Peritubular capillaries are small blood vessels surrounding the tubules that supply oxygen and nutrients. The ptc score measures immune cells inside these capillaries.
ptc0: No capillary inflammation.
ptc1: Mild capillary inflammation.
ptc2: Moderate capillary inflammation.
ptc3: Severe capillary inflammation.
Together with glomerulitis, a higher ptc score reflects microvascular injury.
C4d is a protein produced when antibodies activate the immune system along blood vessel walls. The C4d score measures how much of the capillary network shows this protein.
C4d0: No staining.
C4d1: Minimal staining.
C4d2: Moderate staining.
C4d3: Extensive staining.
Positive C4d supports a diagnosis of antibody-mediated rejection when interpreted alongside other findings.
Fibrosis means scarring of kidney tissue. The ci score measures how much of the interstitial tissue has been replaced by scar.
ci0: No scarring.
ci1: Mild scarring.
ci2: Moderate scarring.
ci3: Severe scarring.
A higher ci score reflects chronic, long-standing injury.
Tubular atrophy means tubules have shrunk or lost function. The ct score measures how many tubules are affected.
ct0: No atrophy.
ct1: Mild atrophy.
ct2: Moderate atrophy.
ct3: Severe atrophy.
This also represents chronic damage.
The cv score measures scarring inside arteries that narrows blood flow to the kidneys.
cv0: No arterial thickening.
cv1: Mild narrowing.
cv2: Moderate narrowing.
cv3: Severe narrowing.
A higher cv score indicates long-term vascular injury.
The basement membrane supports glomerular filters. The cg score measures thickening and duplication of this membrane.
cg0: Normal basement membrane.
cg1: Mild duplication.
cg2: Moderate duplication.
cg3: Severe duplication.
This finding defines transplant glomerulopathy, a chronic antibody-mediated injury.
The ptcml score describes thickening of capillary walls seen with specialized testing.
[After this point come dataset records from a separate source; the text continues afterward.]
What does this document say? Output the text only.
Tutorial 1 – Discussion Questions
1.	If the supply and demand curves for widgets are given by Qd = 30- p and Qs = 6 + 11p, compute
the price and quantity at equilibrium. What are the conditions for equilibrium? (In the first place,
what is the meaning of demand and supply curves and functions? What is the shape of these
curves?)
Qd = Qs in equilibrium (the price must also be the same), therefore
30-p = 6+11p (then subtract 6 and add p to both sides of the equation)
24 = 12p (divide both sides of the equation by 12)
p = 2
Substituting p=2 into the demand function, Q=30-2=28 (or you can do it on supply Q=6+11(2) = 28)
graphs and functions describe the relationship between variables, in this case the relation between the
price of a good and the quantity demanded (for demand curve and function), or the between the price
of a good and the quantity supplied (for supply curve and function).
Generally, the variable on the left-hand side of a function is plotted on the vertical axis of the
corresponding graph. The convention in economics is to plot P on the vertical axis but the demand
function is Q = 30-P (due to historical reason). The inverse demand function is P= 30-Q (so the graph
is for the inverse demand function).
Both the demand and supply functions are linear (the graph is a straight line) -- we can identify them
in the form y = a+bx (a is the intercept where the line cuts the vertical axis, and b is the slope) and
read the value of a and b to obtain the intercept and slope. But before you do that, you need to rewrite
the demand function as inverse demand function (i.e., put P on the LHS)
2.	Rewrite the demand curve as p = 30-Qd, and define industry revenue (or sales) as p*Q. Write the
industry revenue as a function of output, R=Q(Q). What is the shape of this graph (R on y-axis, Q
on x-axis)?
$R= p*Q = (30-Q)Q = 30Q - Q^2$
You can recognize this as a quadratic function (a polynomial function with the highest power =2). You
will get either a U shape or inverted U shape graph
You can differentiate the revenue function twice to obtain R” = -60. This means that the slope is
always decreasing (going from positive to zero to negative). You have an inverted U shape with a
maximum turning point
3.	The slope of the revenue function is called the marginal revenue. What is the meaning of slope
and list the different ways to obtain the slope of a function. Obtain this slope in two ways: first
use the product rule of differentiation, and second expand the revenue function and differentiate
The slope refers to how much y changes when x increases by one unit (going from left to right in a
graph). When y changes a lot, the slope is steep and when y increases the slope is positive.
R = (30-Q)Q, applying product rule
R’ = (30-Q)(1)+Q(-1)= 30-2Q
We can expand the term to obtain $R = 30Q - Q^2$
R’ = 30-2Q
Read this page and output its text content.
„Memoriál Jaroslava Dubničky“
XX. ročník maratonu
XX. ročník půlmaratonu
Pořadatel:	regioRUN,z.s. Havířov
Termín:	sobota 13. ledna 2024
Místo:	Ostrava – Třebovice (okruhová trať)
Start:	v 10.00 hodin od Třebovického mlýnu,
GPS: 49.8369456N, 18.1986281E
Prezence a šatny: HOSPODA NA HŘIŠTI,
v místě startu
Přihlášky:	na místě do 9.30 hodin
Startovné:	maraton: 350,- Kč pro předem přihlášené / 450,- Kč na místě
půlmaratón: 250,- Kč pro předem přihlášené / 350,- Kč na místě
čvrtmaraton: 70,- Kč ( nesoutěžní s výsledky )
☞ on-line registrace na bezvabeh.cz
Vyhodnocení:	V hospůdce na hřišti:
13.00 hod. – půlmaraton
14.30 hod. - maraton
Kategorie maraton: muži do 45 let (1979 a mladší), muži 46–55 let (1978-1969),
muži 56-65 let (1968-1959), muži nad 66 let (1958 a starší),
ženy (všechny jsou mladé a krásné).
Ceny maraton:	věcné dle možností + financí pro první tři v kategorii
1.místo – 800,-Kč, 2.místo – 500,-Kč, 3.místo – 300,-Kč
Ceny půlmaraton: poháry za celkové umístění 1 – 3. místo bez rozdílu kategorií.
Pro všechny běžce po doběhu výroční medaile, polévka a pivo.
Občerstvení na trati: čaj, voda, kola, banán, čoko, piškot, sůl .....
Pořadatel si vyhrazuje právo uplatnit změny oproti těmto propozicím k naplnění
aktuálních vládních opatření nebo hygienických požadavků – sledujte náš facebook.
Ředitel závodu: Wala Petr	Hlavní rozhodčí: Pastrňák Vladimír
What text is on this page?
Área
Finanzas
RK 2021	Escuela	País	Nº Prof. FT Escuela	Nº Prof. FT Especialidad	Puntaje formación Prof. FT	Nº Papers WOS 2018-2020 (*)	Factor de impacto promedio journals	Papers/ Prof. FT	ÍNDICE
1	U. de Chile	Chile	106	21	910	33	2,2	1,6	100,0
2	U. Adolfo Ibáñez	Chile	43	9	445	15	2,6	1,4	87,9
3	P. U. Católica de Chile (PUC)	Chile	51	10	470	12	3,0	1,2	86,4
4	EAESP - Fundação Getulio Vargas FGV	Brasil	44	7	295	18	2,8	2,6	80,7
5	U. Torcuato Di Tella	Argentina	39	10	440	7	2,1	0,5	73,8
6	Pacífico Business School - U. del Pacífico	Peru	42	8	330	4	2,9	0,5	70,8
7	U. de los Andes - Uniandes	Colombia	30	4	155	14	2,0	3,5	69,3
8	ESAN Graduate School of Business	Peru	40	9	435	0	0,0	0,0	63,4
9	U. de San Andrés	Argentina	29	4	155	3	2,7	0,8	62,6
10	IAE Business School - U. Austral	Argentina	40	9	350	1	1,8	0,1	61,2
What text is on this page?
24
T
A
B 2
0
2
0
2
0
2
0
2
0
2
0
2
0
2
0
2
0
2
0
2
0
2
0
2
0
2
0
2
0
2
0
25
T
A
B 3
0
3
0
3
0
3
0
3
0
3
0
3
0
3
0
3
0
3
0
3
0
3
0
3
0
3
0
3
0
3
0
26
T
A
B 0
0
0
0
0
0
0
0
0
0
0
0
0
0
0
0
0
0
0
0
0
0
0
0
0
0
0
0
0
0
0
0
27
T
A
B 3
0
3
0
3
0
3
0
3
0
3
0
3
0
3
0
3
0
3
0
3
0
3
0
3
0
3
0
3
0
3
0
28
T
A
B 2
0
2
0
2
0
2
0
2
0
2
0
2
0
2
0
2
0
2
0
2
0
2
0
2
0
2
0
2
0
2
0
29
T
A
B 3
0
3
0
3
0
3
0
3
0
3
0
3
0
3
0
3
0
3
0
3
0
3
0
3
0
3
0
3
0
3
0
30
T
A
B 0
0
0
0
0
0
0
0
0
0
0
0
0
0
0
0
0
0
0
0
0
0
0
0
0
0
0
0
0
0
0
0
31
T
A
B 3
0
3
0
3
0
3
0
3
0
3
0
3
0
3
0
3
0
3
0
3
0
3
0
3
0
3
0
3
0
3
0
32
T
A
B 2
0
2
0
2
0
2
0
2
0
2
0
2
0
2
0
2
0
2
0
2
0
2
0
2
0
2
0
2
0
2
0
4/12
When present, it supports chronic antibody-mediated rejection.
The ti score measures inflammation throughout the kidney cortex, including in scarred areas.
ti0: Minimal inflammation.
ti1: Mild inflammation.
ti2: Moderate inflammation.
ti3: Severe inflammation.
The ti score reflects the overall immune burden with a higher score indicating more inflammation throughout the kidney.
The i-IFTA score measures immune cells within already scarred tissue.
i-IFTA0: No inflammation in scarred areas.
i-IFTA1: Mild inflammation.
i-IFTA2: Moderate inflammation.
i-IFTA3: Severe inflammation.
A higher i-IFTA score indicates chronic active rejection.
The t-IFTA score measures immune cells invading tubules located in scarred tissue.
t-IFTA0: No tubulitis.
t-IFTA1: Mild tubulitis.
t-IFTA2: Moderate tubulitis.
t-IFTA3: Severe tubulitis.
The t-IFTA score also indicates ongoing immune injury.
The pvl score describes lymphocyte-predominant inflammation in small capillaries and provides additional detail about immune activity.
Banff scores are combined to assign a diagnostic category and severity grade.
For T cell–mediated rejection:
Borderline: Mild changes that may not require treatment.
Type IA: Interstitial inflammation and tubulitis without artery involvement.
Type IB: More severe tubulitis.
Type II–III: Arterial involvement, indicating severe rejection.
Higher grades mean stronger immune attack and usually require more aggressive treatment.
Which Banff elements were abnormal in my biopsy?
Do these findings suggest immune cell– or antibody-mediated rejection?
What severity grade applies to my case?
Are the changes active, chronic, or both?
How will this affect my treatment and follow-up?